The NCAA has handed down a ruling in the first infractions case it has adjudicated related to the current name, image, and likeness era — the University of Miami women’s basketball team.
Women’s basketball coach Katie Meier was sanctioned because Meier “facilitated” a meeting between a booster and prospective athletes, the NCAA said — confirmed by Sports Illustrated to be John Ruiz and top NIL earners Haley and Hanna Cavinder.
Ruiz also had contact with the athletes before they agreed to attend Miami and gave them what the NCAA still considers to be an impermissible benefit: a free dinner.
Meier has served a three-game suspension for this action.
The NCAA found no direct evidence of NIL-related severe inducements. Meier never asked Ruiz to offer athletes a deal. The NCAA reported that Ruiz and the Cavinder twins were not discussed. The NCAA decided to sanction the school.
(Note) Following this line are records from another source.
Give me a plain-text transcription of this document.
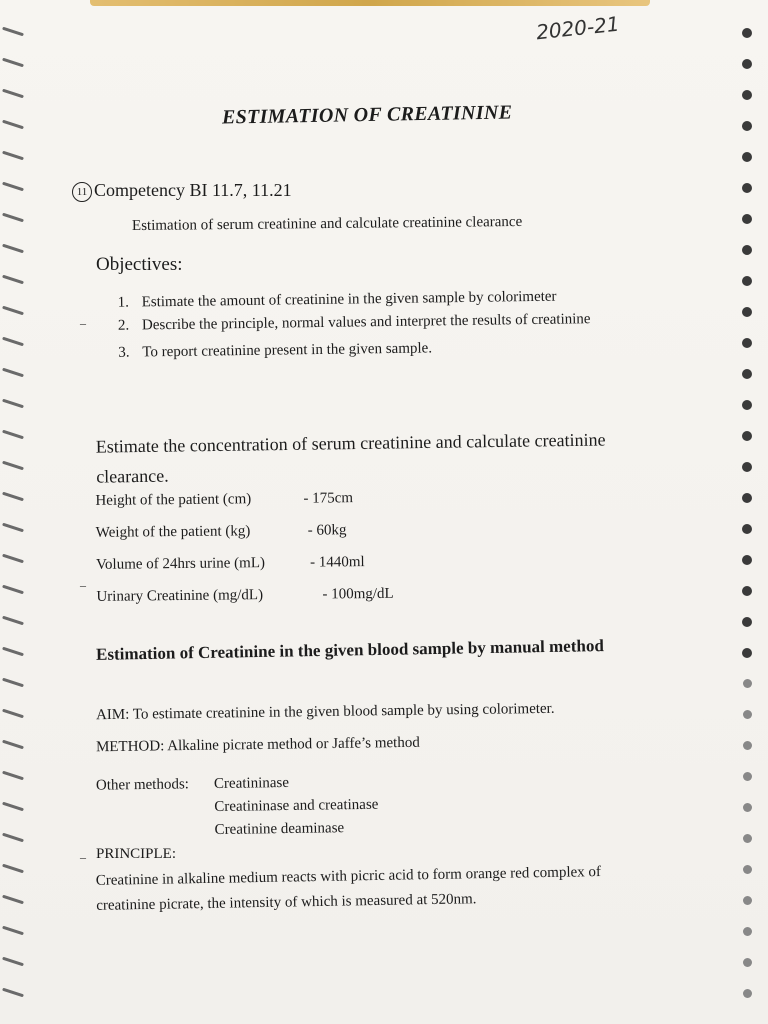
2020-21
ESTIMATION OF CREATININE
11 Competency BI 11.7, 11.21
Estimation of serum creatinine and calculate creatinine clearance
Objectives:
1. Estimate the amount of creatinine in the given sample by colorimeter
2. Describe the principle, normal values and interpret the results of creatinine
3. To report creatinine present in the given sample.
Estimate the concentration of serum creatinine and calculate creatinine clearance.
Height of the patient (cm)	- 175cm
Weight of the patient (kg)	- 60kg
Volume of 24hrs urine (mL)	- 1440ml
Urinary Creatinine (mg/dL)	- 100mg/dL
Estimation of Creatinine in the given blood sample by manual method
AIM: To estimate creatinine in the given blood sample by using colorimeter.
METHOD: Alkaline picrate method or Jaffe’s method
Other methods: Creatininase
Creatininase and creatinase
Creatinine deaminase
PRINCIPLE:
Creatinine in alkaline medium reacts with picric acid to form orange red complex of creatinine picrate, the intensity of which is measured at 520nm.
–
–
–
As part of a negotiated resolution process, the punishments were relatively minor, but the NCAA warned that they shouldn’t be considered a precedent for future cases.
- They included a $5,000 fine and a women’s basketball budget reduction.
- The team will also serve a one-year probation.
- The Cavinder twins were not punished, and Ruiz was not asked to “disassociate” from the program.
Given that the sanctions were part of a negotiation, the NCAA claims they should not be considered “precedent” for future cases — in other words, boosters should still fear the governing body asking them to dissociate from programs.
In an interview with Front Office Sports last year, the Cavinder twins said NIL opportunities were not a factor in their decision to transfer from Fresno State to Miami.
In a statement provided to Front Office Sports, Meier called the violation an “inadvertent mistake” made before the NCAA even clarified how boosters can factor into NIL deals — which wasn’t released until a month later, in May.
While Miami acknowledged responsibility in a separate statement, it added: “The University encourages the membership to review NCAA bylaws that have been on the books for decades and may no longer be applicable or realistic in today’s environment. The sanctions that we ultimately agreed to, to bring this to a close, are not commensurate with the violation or its intent.”
The infraction clues how the NCAA could handle the future of NIL cases.
The governing body is interested in going after the loudest potential perpetrators — it’s likely no accident that the first case centered around a school, booster, and athletes who have made dozens of NIL headlines over the past 18 months. It also suggests that the “negotiated” type of infraction could be a way to keep the NCAA from getting sued.